We have previously shown that NOM decomposes to NO^• and melatonin in buffered solutions under physiological conditions [4]. Since the detection of NO^• in animals or in organs is a challenging methodological problem [9], one of the most reliable approaches to the measurement of biological NO^• is EPR using specific spin-trapping agents to form stable paramagnetic NO^• adducts [10,16,17]. Despite their toxicity, various attempts were performed in vivo with the iron–dithiocarbamate complexes [16]. Generally, successive injections of iron salts, dithiocarbamate and treatments were given and attempts at quantification were quite unreliable. In order to circumvent the distribution of the spin-trapping agent in the animal, particularly in the brain, addition of the soluble (MGD)₂–Fe²⁺ complex was performed ex vivo and fitted for assays with tissue homogenates.

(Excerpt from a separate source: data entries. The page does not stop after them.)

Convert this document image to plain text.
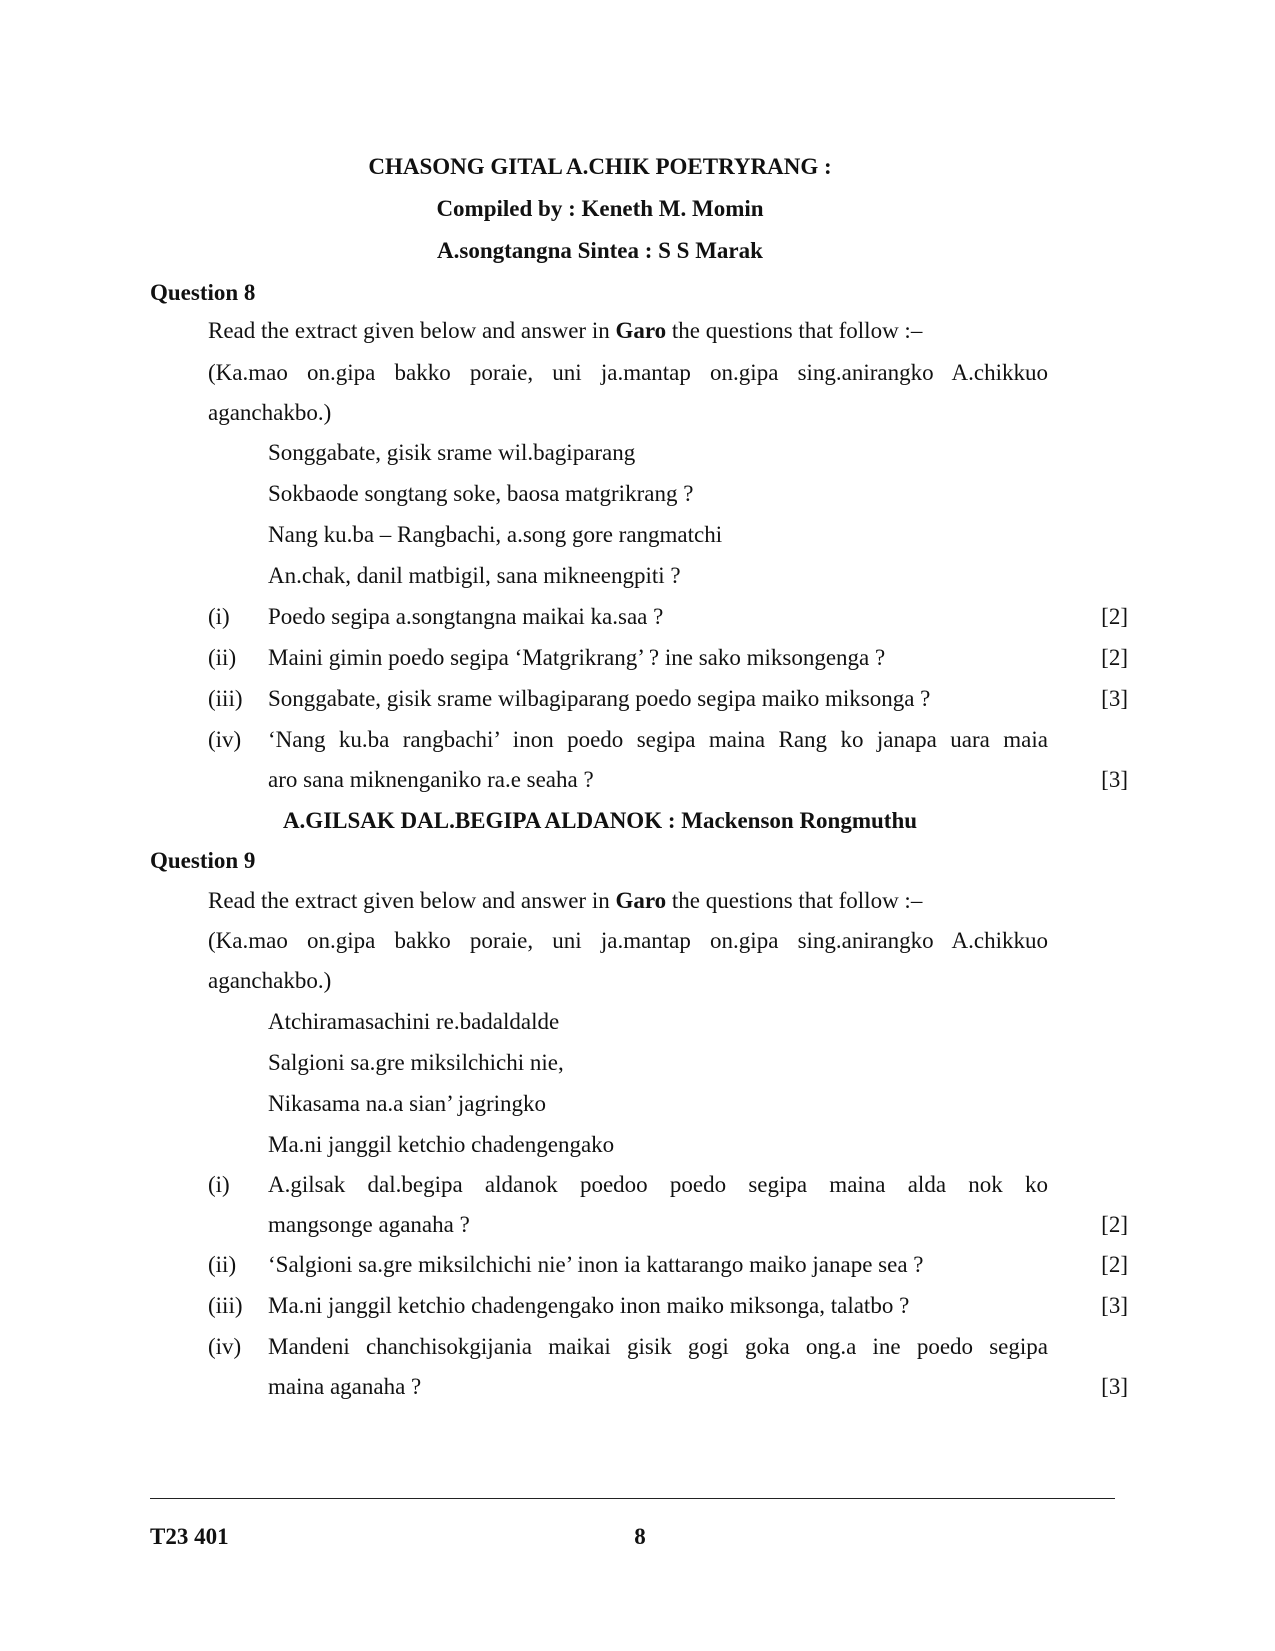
CHASONG GITAL A.CHIK POETRYRANG :
Compiled by : Keneth M. Momin
A.songtangna Sintea : S S Marak
Question 8
Read the extract given below and answer in Garo the questions that follow :–
(Ka.mao on.gipa bakko poraie, uni ja.mantap on.gipa sing.anirangko A.chikkuo
aganchakbo.)
Songgabate, gisik srame wil.bagiparang
Sokbaode songtang soke, baosa matgrikrang ?
Nang ku.ba – Rangbachi, a.song gore rangmatchi
An.chak, danil matbigil, sana mikneengpiti ?
(i) Poedo segipa a.songtangna maikai ka.saa ?	[2]
(ii) Maini gimin poedo segipa ‘Matgrikrang’ ? ine sako miksongenga ?	[2]
(iii) Songgabate, gisik srame wilbagiparang poedo segipa maiko miksonga ?	[3]
(iv) ‘Nang ku.ba rangbachi’ inon poedo segipa maina Rang ko janapa uara maia
aro sana miknenganiko ra.e seaha ?	[3]
A.GILSAK DAL.BEGIPA ALDANOK : Mackenson Rongmuthu
Question 9
Read the extract given below and answer in Garo the questions that follow :–
(Ka.mao on.gipa bakko poraie, uni ja.mantap on.gipa sing.anirangko A.chikkuo
aganchakbo.)
Atchiramasachini re.badaldalde
Salgioni sa.gre miksilchichi nie,
Nikasama na.a sian’ jagringko
Ma.ni janggil ketchio chadengengako
(i) A.gilsak dal.begipa aldanok poedoo poedo segipa maina alda nok ko
mangsonge aganaha ?	[2]
(ii) ‘Salgioni sa.gre miksilchichi nie’ inon ia kattarango maiko janape sea ?	[2]
(iii) Ma.ni janggil ketchio chadengengako inon maiko miksonga, talatbo ?	[3]
(iv) Mandeni chanchisokgijania maikai gisik gogi goka ong.a ine poedo segipa
maina aganaha ?	[3]
T23 401	8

While melatonin is known to spread throughout the body, only a low amount of NOM injected into mice is able to cross the blood–brain barrier. It is noteworthy that GSNO is unlikely to be able to. In the case of NOM, we observed an accumulation in the peritoneal membranes, suggesting that administration techniques (solubilization in Tween 80 and i.p. injection) are not fully satisfactory. The development of new modes of treatment may be critical in improving pharmacokinetics and for pharmacological use.

In the liver of untreated mice, we observed a characteristic background with (MGD)₂–Fe²⁺–NO which could be attributed to nitroso compounds (S-nitroso- and N-nitroso-derivatives) present in the organ homogenates. EPR allowed us to detect near-micromolar concentrations of endogenous NO^• pools in liver. The physiological NO^• concentration relevant to NO^• signalling remains at a steady-state nanomolar level (<10 nM) [18], which is undetectable by EPR. However, micromolar amounts are the detection limit of the method. Thus EPR detection is particularly useful when NO^• pool levels increase in pathological situations or in cases where NO^•-donors are administered.

In living organisms, NO^• storage comprises nitrosyl iron complexes, nitrosothiols like GSNO and aromatic nitrosoamines. NOM is a derivative of N-nitrosotryptophan, which has a similar structure. Whereas the formation and decomposition of S-nitroso compounds are largely documented [14,19], the ability of peptides and proteins to be nitrosated on their tryptophan residues is not well understood. Nevertheless, we suggest that N-nitrosotryptophan-containing peptides and proteins may constitute the pool of N-nitroso compounds, which have recently been evidenced by Feelisch and co-workers using a gas-phase chemiluminescence technique [1,20].